The Tower is not to be messed with.

 People began to disappear. Some returned. Those who did spoke of floors stacked like worlds, each one more dangerous than the last, each one holding treasures and powers that no human should wield. But there was a price: fail a floor, miss a deadline, and the tower punished the world in return. Kael had heard tales of monstrous invasions, cities overrun, and the desperate cries of those who had survived only to witness death on a scale he could scarcely imagine.

 The ones chosen to climb the towers were not ordinary humans. They returned with abilities that defied logic, strength, speed, dexterity, even magic. They were hailed as heroes, the first line of defense when the tower's wrath spilled into the world. And slowly, life had found a fragile balance again, prosperity and adventure weaving into the new order.
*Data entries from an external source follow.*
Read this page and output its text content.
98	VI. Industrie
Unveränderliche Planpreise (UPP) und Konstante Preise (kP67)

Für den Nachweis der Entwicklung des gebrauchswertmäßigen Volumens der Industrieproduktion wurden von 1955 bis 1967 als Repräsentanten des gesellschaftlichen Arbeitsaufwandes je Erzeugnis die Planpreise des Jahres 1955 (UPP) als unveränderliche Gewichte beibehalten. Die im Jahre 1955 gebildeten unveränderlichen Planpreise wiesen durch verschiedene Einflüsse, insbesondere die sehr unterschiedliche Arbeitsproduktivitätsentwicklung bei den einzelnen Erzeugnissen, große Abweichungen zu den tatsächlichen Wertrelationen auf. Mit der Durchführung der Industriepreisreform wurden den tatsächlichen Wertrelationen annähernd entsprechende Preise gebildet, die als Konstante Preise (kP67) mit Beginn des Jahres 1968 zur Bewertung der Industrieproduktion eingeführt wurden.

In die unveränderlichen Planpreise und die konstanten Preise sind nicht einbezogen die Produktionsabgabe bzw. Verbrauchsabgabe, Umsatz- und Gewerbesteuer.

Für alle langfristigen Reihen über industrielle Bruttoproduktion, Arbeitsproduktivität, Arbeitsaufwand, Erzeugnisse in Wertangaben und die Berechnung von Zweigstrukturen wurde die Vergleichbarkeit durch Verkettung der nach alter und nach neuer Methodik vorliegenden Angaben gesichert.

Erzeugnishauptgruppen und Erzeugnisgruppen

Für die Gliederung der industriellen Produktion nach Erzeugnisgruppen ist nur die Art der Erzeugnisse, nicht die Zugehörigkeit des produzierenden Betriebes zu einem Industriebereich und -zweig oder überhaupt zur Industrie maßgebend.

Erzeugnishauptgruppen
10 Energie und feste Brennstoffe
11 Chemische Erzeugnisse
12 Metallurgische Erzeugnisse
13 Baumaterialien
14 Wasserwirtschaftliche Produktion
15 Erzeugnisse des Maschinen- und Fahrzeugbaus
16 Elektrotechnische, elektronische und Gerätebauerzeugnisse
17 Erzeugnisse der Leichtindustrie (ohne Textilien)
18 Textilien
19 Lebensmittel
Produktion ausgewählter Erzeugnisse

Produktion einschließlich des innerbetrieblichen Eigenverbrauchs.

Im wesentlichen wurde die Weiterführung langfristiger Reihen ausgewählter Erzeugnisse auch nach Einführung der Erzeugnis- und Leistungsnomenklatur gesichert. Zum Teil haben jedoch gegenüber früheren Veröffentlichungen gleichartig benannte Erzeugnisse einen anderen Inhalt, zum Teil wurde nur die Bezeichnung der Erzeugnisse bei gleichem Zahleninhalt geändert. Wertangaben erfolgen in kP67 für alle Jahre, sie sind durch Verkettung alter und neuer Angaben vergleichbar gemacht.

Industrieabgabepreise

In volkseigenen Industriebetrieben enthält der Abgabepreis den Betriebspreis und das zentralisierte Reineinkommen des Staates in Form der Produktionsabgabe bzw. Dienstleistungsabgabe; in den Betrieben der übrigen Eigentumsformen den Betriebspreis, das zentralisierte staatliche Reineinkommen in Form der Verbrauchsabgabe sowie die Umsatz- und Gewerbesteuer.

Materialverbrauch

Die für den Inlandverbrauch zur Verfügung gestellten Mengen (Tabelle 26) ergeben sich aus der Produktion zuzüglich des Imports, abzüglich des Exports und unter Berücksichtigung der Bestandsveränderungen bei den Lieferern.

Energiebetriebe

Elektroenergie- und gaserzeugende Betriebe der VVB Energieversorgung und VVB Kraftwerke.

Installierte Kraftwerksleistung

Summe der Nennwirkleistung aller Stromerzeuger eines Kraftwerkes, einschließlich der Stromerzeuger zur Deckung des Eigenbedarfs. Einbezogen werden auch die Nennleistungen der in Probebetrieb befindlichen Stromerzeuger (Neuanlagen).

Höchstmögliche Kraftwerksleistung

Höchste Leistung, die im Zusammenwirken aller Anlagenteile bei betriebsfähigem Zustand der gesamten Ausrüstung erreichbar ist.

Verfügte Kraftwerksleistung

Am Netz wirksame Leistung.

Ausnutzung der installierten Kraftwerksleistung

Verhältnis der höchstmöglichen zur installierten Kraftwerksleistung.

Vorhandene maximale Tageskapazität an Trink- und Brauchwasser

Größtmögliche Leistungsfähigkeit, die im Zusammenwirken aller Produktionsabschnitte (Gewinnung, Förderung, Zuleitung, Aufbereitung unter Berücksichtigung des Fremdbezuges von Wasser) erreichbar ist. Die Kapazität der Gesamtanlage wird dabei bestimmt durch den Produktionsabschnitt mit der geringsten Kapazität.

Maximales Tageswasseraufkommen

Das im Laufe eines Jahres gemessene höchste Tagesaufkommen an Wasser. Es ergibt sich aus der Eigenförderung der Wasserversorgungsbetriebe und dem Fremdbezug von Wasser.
 But not everyone was invited. Not everyone was given a chance. And Kael, born ordinary and unremarkable, had been one of the countless millions left on the outside, forced to watch as others reached heights he could never hope to touch.

 At twenty-six, he was considered old for someone unawakened.

 The world had also changed in subtler, crueler ways. Mana Poisoning, a disease born from the first eruption, still lingered, claiming innocents. Kael's mother had been one of them. She lay in a hospital bed back in Brooklyn, fragile as paper, her mind trapped in a half-conscious haze. Only an Elixir, a rare, expensive potion found sporadically in tower loot, could wake her. But Kael's life, his wages, and even his dreams weren't enough.

 He sighed and sank onto a cot in the makeshift office atop the skeletal building. A small TV flickered in the corner, along with a half full bottle of beer to keep him company. the sound of someone talking faintly over the hum of the night. On-screen, Asher Veylan smiled. The country's golden S-class adventurer, the hunter everyone worshipped. He waved to children, signed cheques for charity, and posed for photographs that made him look almost divine.

 Though a certain female reported was hounding him with some aggressive questions and rumored crimes that might be linked to him, all he did was smile and wave completely ignoring her attempt at revealing some darkness that she could see behind his smile.

 Kael snorted, bitterness twisting his gut. "A hero for the cameras… a monster in the shadows." He took another sip of his stale beer. It only helped worsen his mood.

 Though Asher beat the allegations of murder and rape, some people still believe he isn't the goody too shoes that he is.

"Not that I care." He thought.

 He downed the bottle as he watched. If he was invited by the tower, perhaps he could wake his mother after all the richness and wealth the adventurers get from the tower, even the E rank and F ranked ones from clearing one floor are dozens of times what he could earn through his lifetime of working construction. So far all he could do is pay for his mother's bill to keep her at the hospital, and with the increase of cost of living, even that wasn't looking too hopeful.

 His thoughts drifted to the countless mornings he'd stared at her hospital bed, calculating every expense, every sacrifice. This city didn't care about him. The towers didn't care. The adventurers… well, why would they care about an Unweakened. Kael rubbed his temples and closed his eyes. For a few seconds, sleep found him, merciful and heavy, the only company he had in this terrible world.